Since this was the first time she saw me with this ailment, it was new.
And foolishly, I gave in. Went and waited an hour. Paid the co-payment (which at the time was $70.)
And was told the same thing. Advil, ice, cortisone if it doesn’t work.
She seemed happy. She said, “Well, at least you know!”
But I already knew.
She seemed to think the doctor would use some secret doctor magic to fix it, and when he didn’t she fell back on the “Well, at least you know!” answer.
This is what all of us do all the time. We have some goal or intention. We fail. Then we RE-FRAME our original intention, so we don’t feel like a failure.
We do this to protect our ego. If every time we didn’t get what we wanted, and we did feel like a failure, pretty soon we’d stop trying.

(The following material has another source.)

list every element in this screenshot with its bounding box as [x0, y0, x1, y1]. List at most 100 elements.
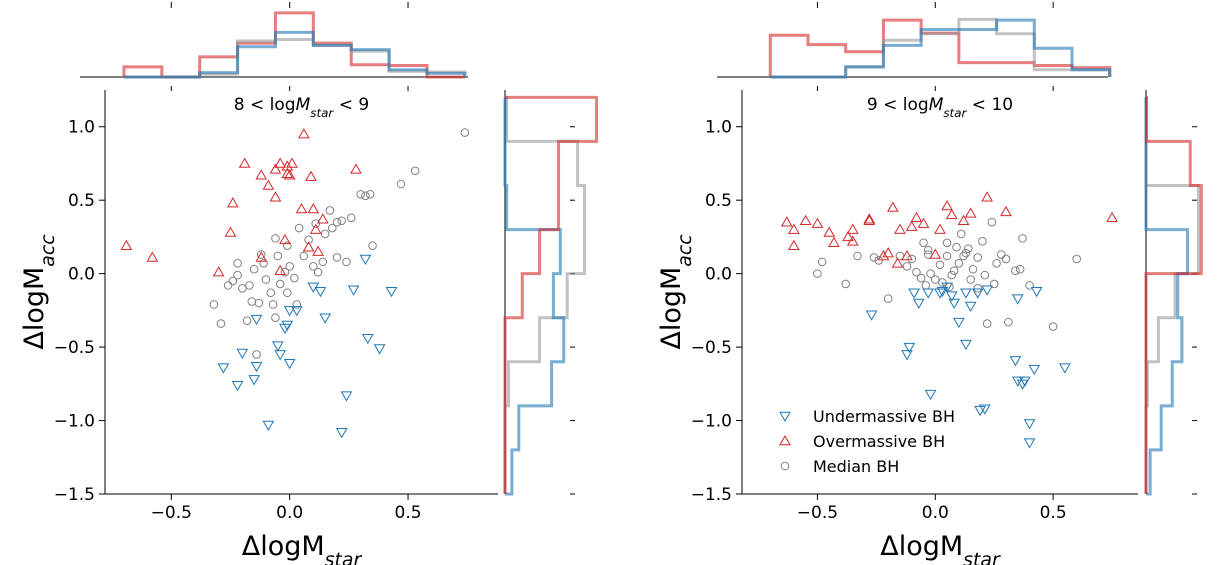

However, when we do something when we KNOW what’s going to happen, (like some doctor charging you $70 to tell you to take some Advil) it’s kind of foolish.
This is what they mean when they talk about doing the same thing over and over and expecting a different result.
Humans are goal driven creatures. Every single day, we have hundreds, if not thousands, of small goals.
We set them, we take action, we achieve them. Sure, some of these are pretty simple, like eating and going to the toilet.
But often times they are of the “insanity” type. We keep trying the same thing, but it still doesn’t work.
Our brains are incredibly fast and powerful, which can sometimes be our achilles heal.
Meaning we’re doing the same things over and over, but we’re pretending we’re doing different things.
Maybe talking to different people and different locations, but we’re using the same strategies and operating from the same mindset of beliefs.
If you’ve got a horrible golf swing, buying new clubs won’t help. Or if you suck at playing the piano, buying a new keyboard won’t help. But that’s we do, while pretending we’re “doing something different.”
A fantastic way to beat this common mistake is to keep a journal. Write down your big life goals, and every day, write down what you did to get closer.
Then write down what happened.
Then write down what you could do tomorrow.
This way, you’ll elevate your natural goal setting and getting mechanism up to the conscious level.
And THAT’S when things start to click.